Действительно, на днях как раз начались учения с участием польских военных летчиков. Вот только Давиду ли было не знать, как выглядят польские самолеты? А те, которые только что пролетели, – были на них ничуть не похожи{80}.
И он был прав. Поздно вечером накануне немецкие диверсанты, обряженные в польскую военную форму, захватили радиостанцию в Гляйвице (современный Гливице в польской Силезии, а в ту пору германский город у польской границы) и вышли в эфир с воззванием на польском языке под шум стрельбы. Даже BBC не преминула той же ночью оповестить англоязычных слушателей о «нападении поляков» на Германию. Хитрость удалась на славу и послужила оправданием «ответного» вторжения{81}.

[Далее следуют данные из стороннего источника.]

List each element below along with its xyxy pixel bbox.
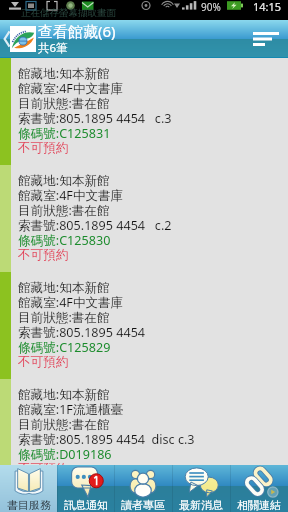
- staticText: 目前狀態:書在館: [18, 202, 110, 217]
- staticText: 正在儲存螢幕擷取畫面: [21, 7, 116, 19]
- staticText: 索書號:805.1895 4454: [18, 324, 146, 339]
- staticText: 不可預約: [18, 461, 69, 465]
- button[interactable]: 書目服務: [0, 465, 57, 512]
- staticText: 最新消息: [179, 498, 223, 511]
- staticText: 館藏室:4F中文書庫: [18, 294, 124, 309]
- staticText: 館藏地:知本新館: [18, 65, 110, 80]
- staticText: 不可預約: [18, 354, 69, 369]
- button[interactable]: 館藏地:知本新館: [0, 58, 288, 165]
- button[interactable]: 館藏地:知本新館: [0, 165, 288, 272]
- staticText: 共6筆: [38, 40, 68, 54]
- button[interactable]: 讀者專區: [114, 465, 172, 512]
- staticText: 目前狀態:書在館: [18, 309, 110, 324]
- staticText: 條碼號:C125830: [18, 232, 111, 247]
- staticText: 90%: [201, 0, 221, 14]
- staticText: 相關連結: [237, 498, 281, 511]
- button[interactable]: 訊息通知: [57, 465, 114, 512]
- staticText: 館藏室:4F中文書庫: [18, 187, 124, 202]
- staticText: 館藏室:1F流通櫃臺: [18, 401, 124, 416]
- staticText: 條碼號:D019186: [18, 446, 112, 461]
- staticText: 索書號:805.1895 4454 c.2: [18, 217, 172, 232]
- staticText: 條碼號:C125829: [18, 339, 111, 354]
- staticText: 目前狀態:書在館: [18, 95, 110, 110]
- staticText: 訊息通知: [64, 498, 108, 511]
- staticText: 讀者專區: [121, 498, 165, 511]
- staticText: 目前狀態:書在館: [18, 416, 110, 431]
- button[interactable]: 館藏地:知本新館: [0, 272, 288, 379]
- staticText: 不可預約: [18, 140, 69, 155]
- staticText: 館藏地:知本新館: [18, 172, 110, 187]
- staticText: 館藏地:知本新館: [18, 279, 110, 294]
- staticText: 條碼號:C125831: [18, 125, 111, 140]
- staticText: 14:15: [253, 0, 282, 14]
- staticText: 索書號:805.1895 4454 c.3: [18, 110, 172, 125]
- staticText: 書目服務: [7, 498, 51, 511]
- staticText: 不可預約: [18, 247, 69, 262]
- staticText: 索書號:805.1895 4454 disc c.3: [18, 431, 195, 446]
- button[interactable]: Back: [0, 20, 14, 58]
- button[interactable]: 最新消息: [172, 465, 230, 512]
- staticText: 館藏室:4F中文書庫: [18, 80, 124, 95]
- staticText: 館藏地:知本新館: [18, 386, 110, 401]
- button[interactable]: 相關連結: [230, 465, 288, 512]
- button[interactable]: 館藏地:知本新館: [0, 379, 288, 465]
- staticText: 查看館藏(6): [38, 21, 116, 40]
- button[interactable]: Sort: [244, 20, 288, 58]
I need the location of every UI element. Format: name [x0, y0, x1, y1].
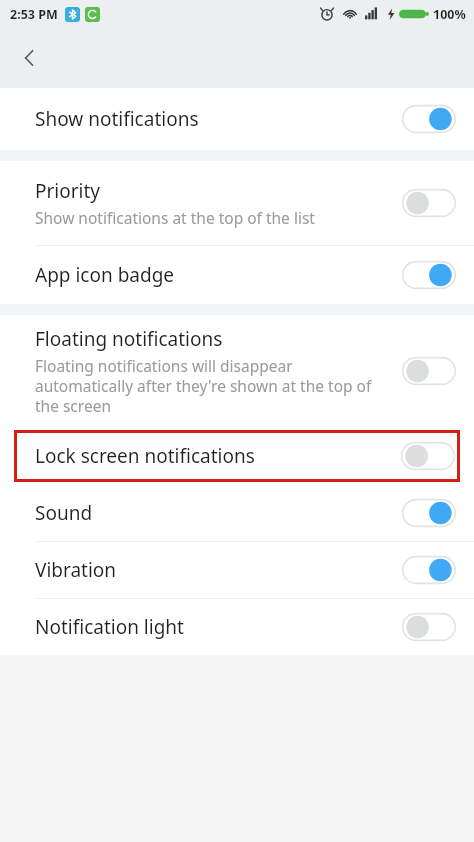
button[interactable]: Off: [402, 356, 456, 386]
staticText: Floating notifications: [35, 326, 223, 352]
button[interactable]: Off: [402, 612, 456, 642]
staticText: 2:53 PM: [10, 6, 58, 23]
staticText: Priority: [35, 178, 101, 204]
button[interactable]: Vibration: [0, 542, 474, 598]
staticText: Show notifications at the top of the lis…: [35, 207, 315, 228]
button[interactable]: Notification light: [0, 599, 474, 655]
staticText: Vibration: [35, 557, 117, 583]
button[interactable]: On: [402, 498, 456, 528]
button[interactable]: Lock screen notifications: [14, 430, 460, 482]
button[interactable]: Back: [8, 36, 52, 80]
button[interactable]: On: [402, 260, 456, 290]
button[interactable]: Sound: [0, 485, 474, 541]
button[interactable]: Floating notifications: [0, 315, 474, 427]
staticText: Notification light: [35, 614, 184, 640]
staticText: Floating notifications will disappear au…: [35, 355, 392, 416]
button[interactable]: On: [402, 104, 456, 134]
staticText: Sound: [35, 500, 93, 526]
button[interactable]: Off: [402, 188, 456, 218]
staticText: Lock screen notifications: [35, 443, 401, 469]
button[interactable]: App icon badge: [0, 246, 474, 304]
button[interactable]: Priority: [0, 161, 474, 245]
button[interactable]: Off: [401, 441, 455, 471]
button[interactable]: Show notifications: [0, 88, 474, 150]
staticText: App icon badge: [35, 262, 175, 288]
button[interactable]: On: [402, 555, 456, 585]
staticText: 100%: [433, 6, 466, 23]
staticText: Show notifications: [35, 106, 199, 132]
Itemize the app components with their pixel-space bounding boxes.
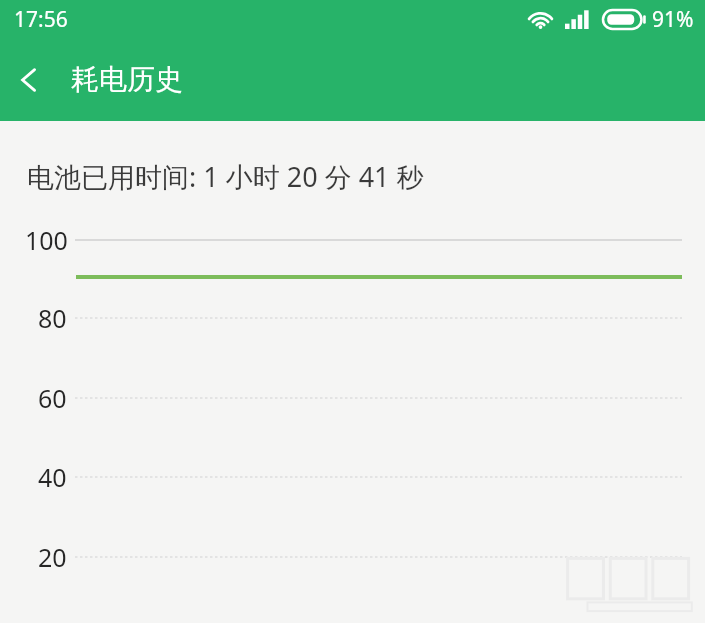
staticText: 40: [38, 460, 67, 494]
staticText: 91%: [652, 5, 694, 34]
staticText: 60: [38, 381, 67, 415]
staticText: 17:56: [14, 5, 68, 34]
staticText: 100: [25, 223, 68, 257]
staticText: 电池已用时间: 1 小时 20 分 41 秒: [27, 158, 424, 195]
staticText: 耗电历史: [71, 62, 183, 97]
staticText: 20: [38, 540, 67, 574]
staticText: 80: [38, 301, 67, 335]
button[interactable]: Back: [0, 38, 58, 121]
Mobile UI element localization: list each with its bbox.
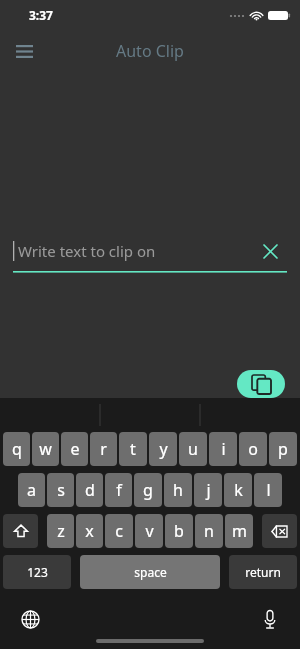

В 5:11 того утра[10] Гитлер выступил с прокламацией, гулким эхом разнесшейся по всему миру. Фюрер обвинил поляков в притеснении немцев и недоговороспособности, что, по его словам, не оставляло перед Германией иного выбора, кроме как «отныне и впредь силе противопоставить силу»{82}.
Не успел Элиаху уговорить сына вернуться в постель досматривать утренние сны, как по всей Варшаве взвыли сирены воздушной тревоги. Затем город ненадолго окутал густой серый туман и низкие серые тучи, на некоторое время защитившие город от внезапных воздушных налетов{83}. Но не от новой реальности, в которой оказались Вишни и еще 1,3 миллиона варшавян, как, впрочем, и превеликое множество жителей всего мира{84}.